不完全な僕ら−或いは人並みの生活
「君の忘れ物」



 愛してますよ、とささやいた。
 誰もいない、二人だけの儀式のようだった。朝陽の射し込む、部屋の中のワンシーン。
 それが二人の婚姻と、知っている者もいなかった。

 高校教師の天蓬と、大学院生の金蝉。
 この二人が結婚したことを知るものは、この世の中に多くはない。
 しかし、そんなことは幸せと比例しないもので。
 多少交通の便がよろしくなくても、二人で公団に引っ越し、仲良く新婚生活を始めた。
 とまあ、ここまではありがちな話。
 問題なのは、この二人が同性であること。しかも、片や世間知らずで潔癖、片や切れ者だが、妙なところで無頓着。

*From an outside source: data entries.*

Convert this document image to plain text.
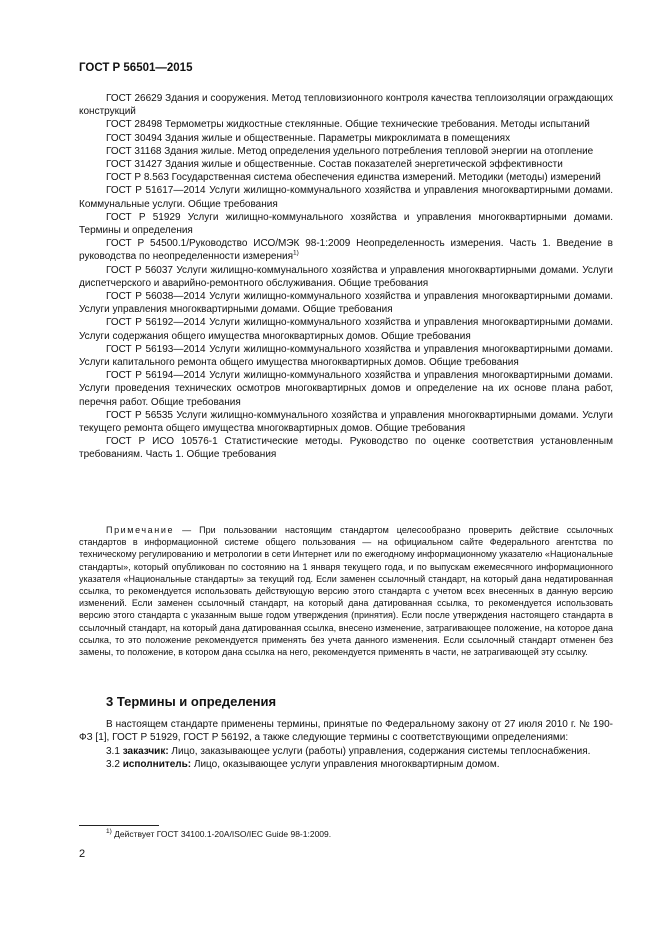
ГОСТ Р 56501—2015

ГОСТ 26629 Здания и сооружения. Метод тепловизионного контроля качества теплоизоляции ограждающих конструкций

ГОСТ 28498 Термометры жидкостные стеклянные. Общие технические требования. Методы испытаний

ГОСТ 30494 Здания жилые и общественные. Параметры микроклимата в помещениях

ГОСТ 31168 Здания жилые. Метод определения удельного потребления тепловой энергии на отопление

ГОСТ 31427 Здания жилые и общественные. Состав показателей энергетической эффективности

ГОСТ Р 8.563 Государственная система обеспечения единства измерений. Методики (методы) измерений

ГОСТ Р 51617—2014 Услуги жилищно-коммунального хозяйства и управления многоквартирными домами. Коммунальные услуги. Общие требования

ГОСТ Р 51929 Услуги жилищно-коммунального хозяйства и управления многоквартирными домами. Термины и определения

ГОСТ Р 54500.1/Руководство ИСО/МЭК 98-1:2009 Неопределенность измерения. Часть 1. Введение в руководства по неопределенности измерения$^{1)}$

ГОСТ Р 56037 Услуги жилищно-коммунального хозяйства и управления многоквартирными домами. Услуги диспетчерского и аварийно-ремонтного обслуживания. Общие требования

ГОСТ Р 56038—2014 Услуги жилищно-коммунального хозяйства и управления многоквартирными домами. Услуги управления многоквартирными домами. Общие требования

ГОСТ Р 56192—2014 Услуги жилищно-коммунального хозяйства и управления многоквартирными домами. Услуги содержания общего имущества многоквартирных домов. Общие требования

ГОСТ Р 56193—2014 Услуги жилищно-коммунального хозяйства и управления многоквартирными домами. Услуги капитального ремонта общего имущества многоквартирных домов. Общие требования

ГОСТ Р 56194—2014 Услуги жилищно-коммунального хозяйства и управления многоквартирными домами. Услуги проведения технических осмотров многоквартирных домов и определение на их основе плана работ, перечня работ. Общие требования

ГОСТ Р 56535 Услуги жилищно-коммунального хозяйства и управления многоквартирными домами. Услуги текущего ремонта общего имущества многоквартирных домов. Общие требования

ГОСТ Р ИСО 10576-1 Статистические методы. Руководство по оценке соответствия установленным требованиям. Часть 1. Общие требования

Примечание — При пользовании настоящим стандартом целесообразно проверить действие ссылочных стандартов в информационной системе общего пользования — на официальном сайте Федерального агентства по техническому регулированию и метрологии в сети Интернет или по ежегодному информационному указателю «Национальные стандарты», который опубликован по состоянию на 1 января текущего года, и по выпускам ежемесячного информационного указателя «Национальные стандарты» за текущий год. Если заменен ссылочный стандарт, на который дана недатированная ссылка, то рекомендуется использовать действующую версию этого стандарта с учетом всех внесенных в данную версию изменений. Если заменен ссылочный стандарт, на который дана датированная ссылка, то рекомендуется использовать версию этого стандарта с указанным выше годом утверждения (принятия). Если после утверждения настоящего стандарта в ссылочный стандарт, на который дана датированная ссылка, внесено изменение, затрагивающее положение, на которое дана ссылка, то это положение рекомендуется применять без учета данного изменения. Если ссылочный стандарт отменен без замены, то положение, в котором дана ссылка на него, рекомендуется применять в части, не затрагивающей эту ссылку.

3 Термины и определения

В настоящем стандарте применены термины, принятые по Федеральному закону от 27 июля 2010 г. № 190-ФЗ [1], ГОСТ Р 51929, ГОСТ Р 56192, а также следующие термины с соответствующими определениями:

3.1 заказчик: Лицо, заказывающее услуги (работы) управления, содержания системы теплоснабжения.

3.2 исполнитель: Лицо, оказывающее услуги управления многоквартирным домом.

$^{1)}$ Действует ГОСТ 34100.1-20А/ISO/IEC Guide 98-1:2009.
2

一見うまくいきそうにない二人の結婚は、それでも穏やかに、いくつものエピソードを重ねながら、ゆるりと流れていた。
 今回は、そんな二人が結婚してから、二ヶ月と少ししてからのお話。


 あらかた片づいた部屋を見渡して、金蝉は満足げなため息をついた。
 なにせ、彼の夫である天蓬は、見境なくいろんなものを集めては、無駄に溜めこむ特技があるのだ。結婚してからは大分マシになっていたが、それでも物が多いのには、変わりがない。自然、片づけもわずらわしくなるほど、散らかってしまうのだ。

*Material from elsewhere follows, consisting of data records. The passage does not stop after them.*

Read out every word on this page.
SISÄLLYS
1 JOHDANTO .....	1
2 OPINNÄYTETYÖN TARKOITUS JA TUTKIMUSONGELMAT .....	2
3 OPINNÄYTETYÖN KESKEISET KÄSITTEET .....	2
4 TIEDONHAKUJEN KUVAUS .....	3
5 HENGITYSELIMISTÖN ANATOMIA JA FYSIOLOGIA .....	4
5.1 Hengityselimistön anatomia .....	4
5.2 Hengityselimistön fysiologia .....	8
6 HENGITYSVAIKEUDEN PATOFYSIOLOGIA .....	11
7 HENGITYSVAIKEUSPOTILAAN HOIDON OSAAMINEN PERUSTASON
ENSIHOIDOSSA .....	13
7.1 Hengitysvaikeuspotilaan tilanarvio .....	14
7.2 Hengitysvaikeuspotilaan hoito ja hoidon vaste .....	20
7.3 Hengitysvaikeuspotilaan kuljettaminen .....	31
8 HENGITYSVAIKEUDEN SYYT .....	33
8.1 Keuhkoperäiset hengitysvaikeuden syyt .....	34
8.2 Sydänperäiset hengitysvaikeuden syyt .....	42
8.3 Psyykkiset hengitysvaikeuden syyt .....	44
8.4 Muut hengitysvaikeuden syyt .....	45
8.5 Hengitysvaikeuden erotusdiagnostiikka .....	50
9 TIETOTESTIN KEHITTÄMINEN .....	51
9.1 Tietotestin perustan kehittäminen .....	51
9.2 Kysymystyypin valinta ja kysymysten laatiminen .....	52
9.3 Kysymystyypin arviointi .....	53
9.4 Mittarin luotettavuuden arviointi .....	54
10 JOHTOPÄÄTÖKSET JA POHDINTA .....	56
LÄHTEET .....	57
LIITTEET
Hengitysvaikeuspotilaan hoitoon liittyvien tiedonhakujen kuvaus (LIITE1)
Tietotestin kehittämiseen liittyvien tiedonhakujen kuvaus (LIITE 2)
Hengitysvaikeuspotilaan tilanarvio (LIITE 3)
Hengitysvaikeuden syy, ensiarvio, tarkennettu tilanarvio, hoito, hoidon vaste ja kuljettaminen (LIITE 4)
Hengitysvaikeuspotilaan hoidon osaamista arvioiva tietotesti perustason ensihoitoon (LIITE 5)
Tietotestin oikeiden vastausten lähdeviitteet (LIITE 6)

 金蝉は、家事の中でも掃除が好きだ。と言うよりも、掃除しかマトモにできた試しがない。未だに洗濯機の使い方を把握していないことからも、それは伺えた。
 生まれてから18を過ぎるまで、家事などというものに触れた機会がなかったのだから、仕方がないと言えばそうだ。そんな金蝉も、掃除だけはなんとか無難にこなした。

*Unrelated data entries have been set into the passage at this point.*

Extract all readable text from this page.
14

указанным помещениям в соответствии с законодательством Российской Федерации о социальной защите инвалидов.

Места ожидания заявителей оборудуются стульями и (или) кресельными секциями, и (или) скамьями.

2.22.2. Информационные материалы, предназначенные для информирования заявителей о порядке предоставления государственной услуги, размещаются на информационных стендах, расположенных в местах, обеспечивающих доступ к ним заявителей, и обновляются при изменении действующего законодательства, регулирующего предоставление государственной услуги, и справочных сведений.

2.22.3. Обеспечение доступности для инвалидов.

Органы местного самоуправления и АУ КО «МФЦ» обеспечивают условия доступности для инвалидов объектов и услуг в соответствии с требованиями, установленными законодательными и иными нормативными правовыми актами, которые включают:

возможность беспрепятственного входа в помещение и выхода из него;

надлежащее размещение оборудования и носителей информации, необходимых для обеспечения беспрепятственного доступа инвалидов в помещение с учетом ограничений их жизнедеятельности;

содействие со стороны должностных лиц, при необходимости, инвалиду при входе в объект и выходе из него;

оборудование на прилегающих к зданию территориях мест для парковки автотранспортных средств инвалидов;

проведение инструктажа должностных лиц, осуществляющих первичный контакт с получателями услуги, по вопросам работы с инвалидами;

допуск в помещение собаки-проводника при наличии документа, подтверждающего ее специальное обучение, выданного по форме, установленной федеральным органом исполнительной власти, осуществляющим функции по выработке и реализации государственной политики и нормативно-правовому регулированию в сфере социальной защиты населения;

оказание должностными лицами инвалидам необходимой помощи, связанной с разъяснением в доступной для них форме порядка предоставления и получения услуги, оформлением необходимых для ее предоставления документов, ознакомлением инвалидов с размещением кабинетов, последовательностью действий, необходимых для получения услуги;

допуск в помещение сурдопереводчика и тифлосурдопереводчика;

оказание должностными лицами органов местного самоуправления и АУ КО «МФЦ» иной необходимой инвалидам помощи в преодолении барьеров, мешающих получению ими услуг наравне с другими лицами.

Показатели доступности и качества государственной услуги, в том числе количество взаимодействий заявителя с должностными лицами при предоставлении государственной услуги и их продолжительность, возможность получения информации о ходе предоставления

 金蝉が、掃除機を元の場所に戻して、天蓬の机を見た時のことだ。
 見覚えのある封筒が、うずたかく積み上げられたゴミ(と、金蝉には見える)の上に置いたあった。実に無造作に。
「これは……」
 嫌な予感を抱えながら、金蝉はそっと封筒の中をのぞく。
 違ってほしいという期待も空しく、そこには天蓬が持っていくはずだった書類が入っていた。
「あの、馬鹿……」
 ため息まじりにつぶやいて、金蝉は封筒をまた机の上に戻した。そのまま、洗面台に行き、出かける用意をする。
 幸い、今日は何も用事はなかった。時間は、昼を少し回った程度だ。これなら、間違いなく天蓬の所に届けられるだろう、と金蝉は踏んだ。今なら間に合うかもしれないとも。
 およそ他のことなら、金蝉も放っておいただろう。
 第一、頭は切れるくせに、天蓬という男は生きていることにルーズなのだ。忘れ物の一つや二つは日常茶飯事で、下手をすると手ぶらで出勤ということさえやりねない。
 だが、これはテスト問題というやつではないだろうか。
「明日渡さなきゃダメなんですよ」
 とかなんとか、昨日天蓬が言っていた気がする。ダメなのはお前だとつっこみたい所を、金蝉はぐっとこらえた。いない者に悪態をついても仕方がない。
 ドアを押しあけて外に出ると、まだまだ暑さのひかない外気が金蝉を覆った。
「っ……」
 別に大して体調が悪いわけではないが、丈夫ではない金蝉の体は、比較的涼しい室内との温度変化に慣れるのに、多少の時間を要した。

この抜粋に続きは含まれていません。